Each tubulin dimer has 8 tryptophan, 36 tyrosine, and 42 phenylalanine residues, each of which can be electronically excited by electromagnetic waves of appropriate wavelengths. Tryptophan, tyrosine, and phenylalanine residues absorb photons with wavelengths $280.4\mathrm{nm}$, $241.5\mathrm{nm}$, and $235.0\mathrm{nm}$, respectively. Here, we have adopted the minimum wavelengths for ultraviolet photon absorption in [49]. Adopting parametric resonance, as introduced in this paper, input signals with wavelengths $560.8\mathrm{nm}$, $483.0\mathrm{nm}$, and $470.0\mathrm{nm}$ corresponding to twice the wavelengths of the absorption spectra in tryptophan, tyrosine, and phenylalanine residues, respectively, are amplified most strongly. Then, we can adopt color holography by using at least three wavelengths for memory storage. Visual information contained in the microtubules of neurons in the visual cortex could then be processed by binary holograms with three wavelengths when we experience color images. The diversity of memory in the brain will emerge when adopting mixed colors to generate composite color images.

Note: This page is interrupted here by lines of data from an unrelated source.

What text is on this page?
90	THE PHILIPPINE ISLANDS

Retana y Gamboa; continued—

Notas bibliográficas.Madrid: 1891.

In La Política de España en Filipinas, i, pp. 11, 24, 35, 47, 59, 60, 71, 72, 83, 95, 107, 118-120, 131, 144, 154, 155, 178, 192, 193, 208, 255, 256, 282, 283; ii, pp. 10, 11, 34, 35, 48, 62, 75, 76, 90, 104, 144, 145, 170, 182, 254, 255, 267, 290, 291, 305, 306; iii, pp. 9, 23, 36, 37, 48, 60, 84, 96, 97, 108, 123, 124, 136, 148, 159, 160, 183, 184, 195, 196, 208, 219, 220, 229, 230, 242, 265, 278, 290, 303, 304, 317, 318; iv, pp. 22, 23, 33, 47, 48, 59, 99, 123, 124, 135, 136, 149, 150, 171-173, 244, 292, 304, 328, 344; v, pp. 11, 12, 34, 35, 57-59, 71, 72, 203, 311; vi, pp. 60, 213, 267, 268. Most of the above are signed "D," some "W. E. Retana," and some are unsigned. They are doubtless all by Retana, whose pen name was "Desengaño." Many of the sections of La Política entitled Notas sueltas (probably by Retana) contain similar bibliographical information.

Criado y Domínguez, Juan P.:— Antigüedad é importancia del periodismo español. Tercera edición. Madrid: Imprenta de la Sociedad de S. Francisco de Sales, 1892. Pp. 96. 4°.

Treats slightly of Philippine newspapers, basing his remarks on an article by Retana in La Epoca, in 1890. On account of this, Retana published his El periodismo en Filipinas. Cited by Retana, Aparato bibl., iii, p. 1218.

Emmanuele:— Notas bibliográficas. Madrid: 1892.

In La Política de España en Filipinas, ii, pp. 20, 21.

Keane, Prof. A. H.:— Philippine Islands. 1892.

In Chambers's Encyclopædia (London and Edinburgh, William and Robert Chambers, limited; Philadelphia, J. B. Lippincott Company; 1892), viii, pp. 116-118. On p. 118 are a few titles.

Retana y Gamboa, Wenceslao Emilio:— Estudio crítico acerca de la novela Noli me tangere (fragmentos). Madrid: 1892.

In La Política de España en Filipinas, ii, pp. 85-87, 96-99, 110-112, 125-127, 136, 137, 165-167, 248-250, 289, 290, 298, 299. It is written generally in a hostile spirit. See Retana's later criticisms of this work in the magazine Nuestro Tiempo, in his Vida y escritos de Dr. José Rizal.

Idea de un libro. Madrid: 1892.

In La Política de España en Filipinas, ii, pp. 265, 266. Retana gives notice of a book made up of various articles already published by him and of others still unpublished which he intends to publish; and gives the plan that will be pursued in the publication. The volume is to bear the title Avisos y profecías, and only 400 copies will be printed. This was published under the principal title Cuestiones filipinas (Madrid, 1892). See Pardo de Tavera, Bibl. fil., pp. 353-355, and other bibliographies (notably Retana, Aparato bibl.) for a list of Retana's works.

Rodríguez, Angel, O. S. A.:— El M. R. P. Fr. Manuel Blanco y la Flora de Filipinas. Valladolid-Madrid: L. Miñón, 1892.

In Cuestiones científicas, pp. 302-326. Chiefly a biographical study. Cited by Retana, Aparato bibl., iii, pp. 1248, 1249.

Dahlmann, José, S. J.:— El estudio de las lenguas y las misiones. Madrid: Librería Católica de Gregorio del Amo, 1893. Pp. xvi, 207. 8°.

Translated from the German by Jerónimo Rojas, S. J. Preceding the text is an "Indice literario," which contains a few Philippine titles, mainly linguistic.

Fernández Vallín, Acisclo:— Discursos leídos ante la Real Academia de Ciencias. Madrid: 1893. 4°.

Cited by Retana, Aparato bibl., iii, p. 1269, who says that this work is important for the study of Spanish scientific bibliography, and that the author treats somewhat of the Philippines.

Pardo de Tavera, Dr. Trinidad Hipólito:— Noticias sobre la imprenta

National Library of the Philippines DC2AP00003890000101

The mechanism of anesthesia is still an open question. We next discuss how this problem can be addressed using our model for parametric resonance and color holography. Anesthetic molecules shift the frequency of collective dipole modes, with $613\mathrm{THz}$ corresponding to photons with wavelength $490\mathrm{nm}$ [50]. We, therefore, set the wavelength of the cavity mode in our model as $490\mathrm{nm}$. As we have shown in Figure 3 and Figure 6, the deviation of the wavelength for cavity modes from that of the input signals weakens parametric amplification as the deviation increases. In the absence of anesthetic molecules, the input signals with wavelengths $560.8\mathrm{nm}$, $483.0\mathrm{nm}$, and $470\mathrm{nm}$ are amplified by tryptophan, tyrosine, and phenylalanine residues with half of these wavelengths and the cavity modes with $490\mathrm{nm}$. Then, under these conditions, the color holography mechanism works and functions appropriately. In the case whereby anesthetic molecules are administered and the wavelength of the cavity modes $490\mathrm{nm}$ is shifted, the balance of parametric amplification in color holography might be broken. Then, information processing and transfer in the whole brain would be disturbed, leading to loss of consciousness.

5. Concluding Remarks

We have shown in this paper how the parametric resonance of input signals emitted as output signals with wavelength $560\mathrm{nm}$ using Rabi oscillations of tryptophan qubits with wavelength $280\mathrm{nm}$ can describe the mechanism of quantum information processing in the neurons of the human brain. A specific representation of these quantum processing units has been chosen to involve tryptophan (and possibly other) residues of tubulin dimers in microtubules because of the documented and experimentally verified quantum excitation of these amino acids using electromagnetic waves in the ultraviolet range. In the case whereby these qubits are all in excited states, the input signal is amplified, while, in the case in which qubits are all in the ground state, the amplification of the input signal is diminished, which corresponds to the filtering of optical signals. We have proposed and elaborated mathematically on a mechanism that the human brain can employ to use tryptophan qubits involving Rabi oscillations. The filtering of signals by parametric resonance can be efficiently adopted for optical information processing in holography.